Anyway, the desired calculation is easy to perform in R, just add up the binomial probabilities corresponding to those outcomes:
sum(dbinom(c(0:2,13:15),15,1/2))Alternatively, we could use the pbinom function for this computation:
pbinom(2,15,1/2) + (1 - pbinom(12,15,1/2))Either way, you should get the same answer: 0.00738..., which is less than a 1 percent chance. This quantity is called a p-value, which is short-short-hand for `the probability of seeing a result at least as unlikely as the one observed, if the null hypothesis were really true'.
WARNING: the p-value is NOT `the probability that the null hypothesis is correct'. That is not, in general computable without more information, specifically an initial probability (prior) for the truth of the null hypothesis, to be updated by Bayes rule.
The standard ritual of hypothesis testing is to decide that you have sufficient evidence that the null hypothesis is false (known as `rejecting the null hypothesis'), if the p-value is less than .05.

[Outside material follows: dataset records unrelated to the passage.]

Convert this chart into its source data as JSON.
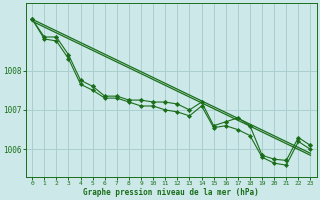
{
  "title": "Graphe pression niveau de la mer (hPa)",
  "background_color": "#cce8e8",
  "grid_color": "#aacece",
  "line_color": "#1a6e1a",
  "marker_color": "#1a6e1a",
  "xlim": [
    -0.5,
    23.5
  ],
  "ylim": [
    1005.3,
    1009.7
  ],
  "yticks": [
    1006,
    1007,
    1008
  ],
  "xticks": [
    0,
    1,
    2,
    3,
    4,
    5,
    6,
    7,
    8,
    9,
    10,
    11,
    12,
    13,
    14,
    15,
    16,
    17,
    18,
    19,
    20,
    21,
    22,
    23
  ],
  "series1_x": [
    0,
    1,
    2,
    3,
    4,
    5,
    6,
    7,
    8,
    9,
    10,
    11,
    12,
    13,
    14,
    15,
    16,
    17,
    18,
    19,
    20,
    21,
    22,
    23
  ],
  "series1_y": [
    1009.3,
    1008.85,
    1008.85,
    1008.4,
    1007.75,
    1007.6,
    1007.35,
    1007.35,
    1007.25,
    1007.25,
    1007.2,
    1007.2,
    1007.15,
    1007.0,
    1007.2,
    1006.6,
    1006.7,
    1006.8,
    1006.6,
    1005.85,
    1005.75,
    1005.72,
    1006.3,
    1006.1
  ],
  "series2_x": [
    0,
    1,
    2,
    3,
    4,
    5,
    6,
    7,
    8,
    9,
    10,
    11,
    12,
    13,
    14,
    15,
    16,
    17,
    18,
    19,
    20,
    21,
    22,
    23
  ],
  "series2_y": [
    1009.3,
    1008.8,
    1008.75,
    1008.3,
    1007.65,
    1007.5,
    1007.3,
    1007.3,
    1007.2,
    1007.1,
    1007.1,
    1007.0,
    1006.95,
    1006.85,
    1007.1,
    1006.55,
    1006.6,
    1006.5,
    1006.35,
    1005.8,
    1005.65,
    1005.6,
    1006.2,
    1006.0
  ],
  "trend1_x": [
    0,
    23
  ],
  "trend1_y": [
    1009.3,
    1005.9
  ],
  "trend2_x": [
    0,
    23
  ],
  "trend2_y": [
    1009.25,
    1005.85
  ]
}
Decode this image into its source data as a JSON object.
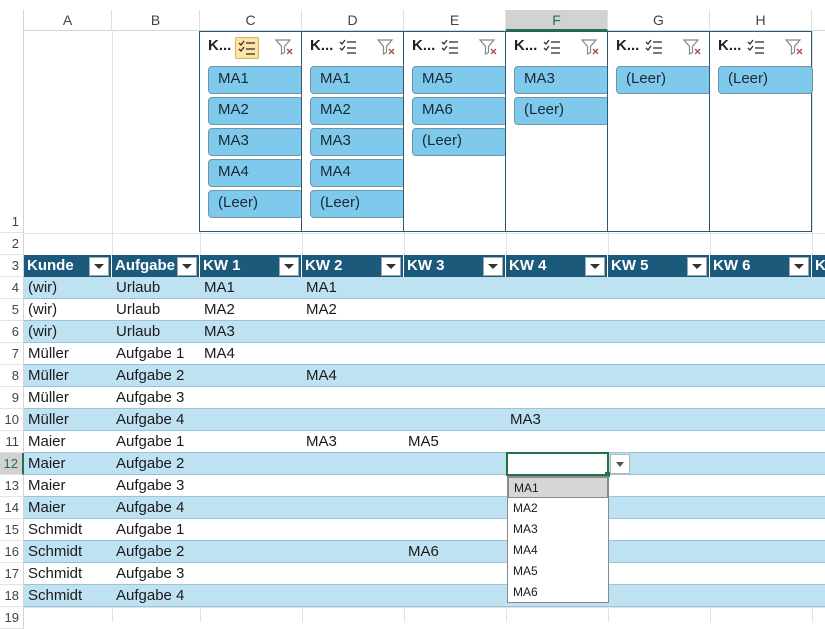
{
  "columns": [
    "A",
    "B",
    "C",
    "D",
    "E",
    "F",
    "G",
    "H"
  ],
  "active_column": "F",
  "rows": [
    "1",
    "2",
    "3",
    "4",
    "5",
    "6",
    "7",
    "8",
    "9",
    "10",
    "11",
    "12",
    "13",
    "14",
    "15",
    "16",
    "17",
    "18",
    "19"
  ],
  "active_row": "12",
  "slicers": [
    {
      "title": "K...",
      "items": [
        "MA1",
        "MA2",
        "MA3",
        "MA4",
        "(Leer)"
      ],
      "multiselect_on": true
    },
    {
      "title": "K...",
      "items": [
        "MA1",
        "MA2",
        "MA3",
        "MA4",
        "(Leer)"
      ],
      "multiselect_on": false
    },
    {
      "title": "K...",
      "items": [
        "MA5",
        "MA6",
        "(Leer)"
      ],
      "multiselect_on": false
    },
    {
      "title": "K...",
      "items": [
        "MA3",
        "(Leer)"
      ],
      "multiselect_on": false
    },
    {
      "title": "K...",
      "items": [
        "(Leer)"
      ],
      "multiselect_on": false
    },
    {
      "title": "K...",
      "items": [
        "(Leer)"
      ],
      "multiselect_on": false
    }
  ],
  "table": {
    "headers": [
      "Kunde",
      "Aufgabe",
      "KW 1",
      "KW 2",
      "KW 3",
      "KW 4",
      "KW 5",
      "KW 6",
      "K"
    ],
    "rows": [
      [
        "(wir)",
        "Urlaub",
        "MA1",
        "MA1",
        "",
        "",
        "",
        ""
      ],
      [
        "(wir)",
        "Urlaub",
        "MA2",
        "MA2",
        "",
        "",
        "",
        ""
      ],
      [
        "(wir)",
        "Urlaub",
        "MA3",
        "",
        "",
        "",
        "",
        ""
      ],
      [
        "Müller",
        "Aufgabe 1",
        "MA4",
        "",
        "",
        "",
        "",
        ""
      ],
      [
        "Müller",
        "Aufgabe 2",
        "",
        "MA4",
        "",
        "",
        "",
        ""
      ],
      [
        "Müller",
        "Aufgabe 3",
        "",
        "",
        "",
        "",
        "",
        ""
      ],
      [
        "Müller",
        "Aufgabe 4",
        "",
        "",
        "",
        "MA3",
        "",
        ""
      ],
      [
        "Maier",
        "Aufgabe 1",
        "",
        "MA3",
        "MA5",
        "",
        "",
        ""
      ],
      [
        "Maier",
        "Aufgabe 2",
        "",
        "",
        "",
        "",
        "",
        ""
      ],
      [
        "Maier",
        "Aufgabe 3",
        "",
        "",
        "",
        "",
        "",
        ""
      ],
      [
        "Maier",
        "Aufgabe 4",
        "",
        "",
        "",
        "",
        "",
        ""
      ],
      [
        "Schmidt",
        "Aufgabe 1",
        "",
        "",
        "",
        "",
        "",
        ""
      ],
      [
        "Schmidt",
        "Aufgabe 2",
        "",
        "",
        "MA6",
        "",
        "",
        ""
      ],
      [
        "Schmidt",
        "Aufgabe 3",
        "",
        "",
        "",
        "",
        "",
        ""
      ],
      [
        "Schmidt",
        "Aufgabe 4",
        "",
        "",
        "",
        "",
        "",
        ""
      ]
    ]
  },
  "dropdown": {
    "options": [
      "MA1",
      "MA2",
      "MA3",
      "MA4",
      "MA5",
      "MA6"
    ],
    "highlighted": "MA1"
  },
  "colors": {
    "header_fill": "#1c5a7c",
    "band_fill": "#bfe2f3",
    "slicer_item": "#7ec9ec",
    "selection": "#217346"
  }
}
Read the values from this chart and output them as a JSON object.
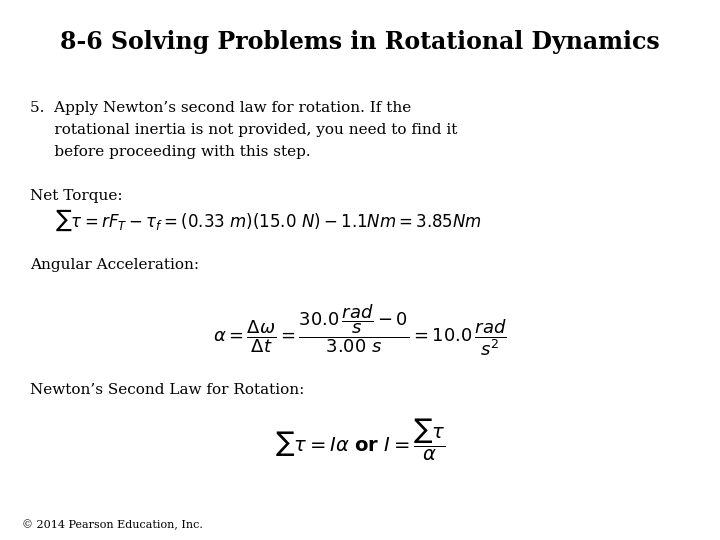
{
  "title": "8-6 Solving Problems in Rotational Dynamics",
  "background_color": "#ffffff",
  "text_color": "#000000",
  "copyright": "© 2014 Pearson Education, Inc.",
  "title_fontsize": 17,
  "body_fontsize": 11,
  "eq_fontsize": 12,
  "small_fontsize": 8,
  "step5_line1": "5.  Apply Newton’s second law for rotation. If the",
  "step5_line2": "     rotational inertia is not provided, you need to find it",
  "step5_line3": "     before proceeding with this step.",
  "net_torque_label": "Net Torque:",
  "ang_accel_label": "Angular Acceleration:",
  "newton_label": "Newton’s Second Law for Rotation:"
}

> # Binomial(15,3/4) probabilities > cbind(0:15,round(dbinom(0:15,15,3/4),5)) [,1] [,2] [1,] 0 0.00000 [2,] 1 0.00000 [3,] 2 0.00000 [4,] 3 0.00001 [5,] 4 0.00010 [6,] 5 0.00068 [7,] 6 0.00340 [8,] 7 0.01311 [9,] 8 0.03932 [10,] 9 0.09175 [11,] 10 0.16515 [12,] 11 0.22520 [13,] 12 0.22520 [14,] 13 0.15591 [15,] 14 0.06682 [16,] 15 0.01336 barplot(dbinom(0:15,15,3/4),names.arg=c(0:15)) abline(dbinom(7,15,3/4),0)The tails of the distribution are no longer the same: we need to choose a rejection region assymetrically. For example, to achieve a significance level no bigger than .05, we could include in the rejection region {0:7, 15}. Verify that the significance level (the sum of the probabilities of outcomes in the rejection region computed under the null hypothesis) is about .03. If we included 8 in the rejection region, the significance level would exceed .05; if we let {0:8} be the rejection region, then we are including an outcome with greater probability than the one we left out (15), which would not make sense. Outcomes with smaller probability must be stronger evidence against the null hypothesis!
?binom.testTry it with Darwin's data:
binom.test(13,15,p=1/2)If you don't understand the arguments or the printed output for the binom.test() function, go back and reread the help file now!